Deux millions d’habitants à Paris et très, très peu de visites d’internautes sur le site de campagne des candidats. Ce n’est pas faute d’y avoir investi de gros moyens. Explications.
La réalité est terrible pour la politique parisienne. Les deux millions d’habitants intra-muros et les 10 millions au-delà du périphérique ne s’intéressent pas à l’élection municipale de la ville lumière… du moins sur Internet. Et le plus ridicule, c’est que les équipes des candidats n’ont pas l’air d’avoir saisi ce manque d’intérêt. Imaginez, sans les moyens de campagne des gros candidats, le site web de Bakchich.info est 15 fois plus visité que celui de Bertrand Delanoë, 20 fois plus visité que celui de Panafieu, 38 fois plus que celui de Marielle de Sarnez et des Verts.
Et de découvrir que le pauvre ex-maire de la capitale, Jean Tiberi, se retrouve hors classement fait mal au cœur. Heureusement, au contraire des autres, il n’a pas usé de nouvelles technologies, ni de caméra, ni d’interviews de personnalités, ni de captations de discours, ni de montage vidéo… Sur « tiberi.fr », il y a un modeste texte qui renvoie vers un fichier pdf : « Si, pour une raison ou une autre, vous n’avez pu vous rendre place Maubert, rue Mouffetard ou sur un des nombreux autres marchés qui animent les week-ends de notre beau Quartier Latin, vous trouverez ci-dessous le document de campagne résumant mes 5 priorités pour l’arrondissement ». Evidemment, on peut imaginer que Tibéri a compris qu’un site web n’est pas un tract, et qu’il est attaché à la notion de visite à laquelle on ne peut échapper. Tiberi.fr tranche avec les moyens mis en œuvre par Delanoë et Panafieu pour exister dans le cyberespace.

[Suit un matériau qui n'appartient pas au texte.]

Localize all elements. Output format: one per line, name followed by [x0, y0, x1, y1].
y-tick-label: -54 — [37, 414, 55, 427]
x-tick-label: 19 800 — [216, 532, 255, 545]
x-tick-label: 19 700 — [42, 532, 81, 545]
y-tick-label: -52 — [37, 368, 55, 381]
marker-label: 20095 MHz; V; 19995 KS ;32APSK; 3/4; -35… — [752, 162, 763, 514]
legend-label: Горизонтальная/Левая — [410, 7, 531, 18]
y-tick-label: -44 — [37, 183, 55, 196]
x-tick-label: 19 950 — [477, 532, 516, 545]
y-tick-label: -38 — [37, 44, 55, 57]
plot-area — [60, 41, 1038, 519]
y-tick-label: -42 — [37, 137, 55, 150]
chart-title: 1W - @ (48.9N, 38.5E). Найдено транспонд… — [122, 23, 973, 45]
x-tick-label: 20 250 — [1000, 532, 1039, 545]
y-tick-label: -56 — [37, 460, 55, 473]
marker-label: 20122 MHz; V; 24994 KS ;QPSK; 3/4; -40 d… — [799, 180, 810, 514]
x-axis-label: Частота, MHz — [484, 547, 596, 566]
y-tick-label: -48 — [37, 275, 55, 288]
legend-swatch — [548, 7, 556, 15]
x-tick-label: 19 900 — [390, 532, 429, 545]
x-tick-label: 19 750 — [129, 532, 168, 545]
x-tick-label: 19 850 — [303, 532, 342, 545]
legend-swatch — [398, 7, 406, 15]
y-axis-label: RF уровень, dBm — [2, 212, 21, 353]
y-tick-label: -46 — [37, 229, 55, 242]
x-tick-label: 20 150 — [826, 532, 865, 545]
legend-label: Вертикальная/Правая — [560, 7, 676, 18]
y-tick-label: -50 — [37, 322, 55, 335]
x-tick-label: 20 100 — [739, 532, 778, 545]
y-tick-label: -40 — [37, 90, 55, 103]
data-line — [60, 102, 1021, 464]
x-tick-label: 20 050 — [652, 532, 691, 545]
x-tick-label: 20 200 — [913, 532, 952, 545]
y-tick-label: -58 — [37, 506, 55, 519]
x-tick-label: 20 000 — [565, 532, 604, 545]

Mais pour le maire de la ville la plus visitée au monde, c’est un vrai camouflet. La ligne de l’audience n’a pas dépassé les 500 visites par jours jusqu’à janvier, puis on constate un léger mieux à l’approche de l’élection. Mais ne pas avoir plus d’audience lorsqu’on est candidat à la destinée d’une ville comme Paris, c’est tout simplement un échec en terme de communication.
Pour Delanoë, toute l’énergie déployée en interviews et petits reportages autour de Kevin Livingstone, le maire de Londres, Pascal Lamy, directeur général de l’OMC, Klaus Wowereit, maire de Berlin, Walter Veltroni, maire de Rome, Rajendra Pachauri, prix Nobel de la paix 2007, Philippe Dupont, artisan boucher, Richard M. Daley, maire de Chicago, Lionel Jospin, ex-Premier ministre, Elsa Zylberstein, actrice…, n’a servi à rien. C’est un peu comme si chaque soir, il n’y avait que 100 à 800 personnes regardant les programmes de notre chaîne culturelle ARTE. Ce terrible échec aurait pu contraindre l’équipe Delanoë à arrêter la production de contenus pour le site web du candidat socialiste. Mais non, le site est programmé jusqu’à la fin des élections, avec visiteurs ou non. En homme de communication, il prépare déjà sa candidature à l’Elysée. N’a-t-il pas déjà réservé le nom de domaine « delanoe20012 », anticipant un piratage, lui qui vient de gagner en septembre un procès pour récupérer « delanoe2008 », un site créé par des militants de l’opposition ?
Comme bertranddelanoe.net, panafieu2008.fr ne brille pas par des visites conséquentes. Là aussi, la profusion de programmes vidéo et de captation de discours n’ont pas aidé le site à relever la tête. Delanoë et Panafieu n’ont pas compris qu’Internet est un média de services, réfractaire à la notion de propagande. A Marseille aussi, le site local de l’UMP est un échec. A même pas un mois des municipales, il est classé à la 2761737ème place des sites visités dans le monde. C’est dire. Bien loin de la position du modeste site de Joseph Parpaillon, candidat à Orvault, petite ville de Loire Atlantique. Il est vrai que ce dernier nous accueille dans le salon familial, pour nous expliquer ses projets pour la ville. Tout simplement au contraire des autres ténors, il a compris qu’Internet n’est pas la télévision.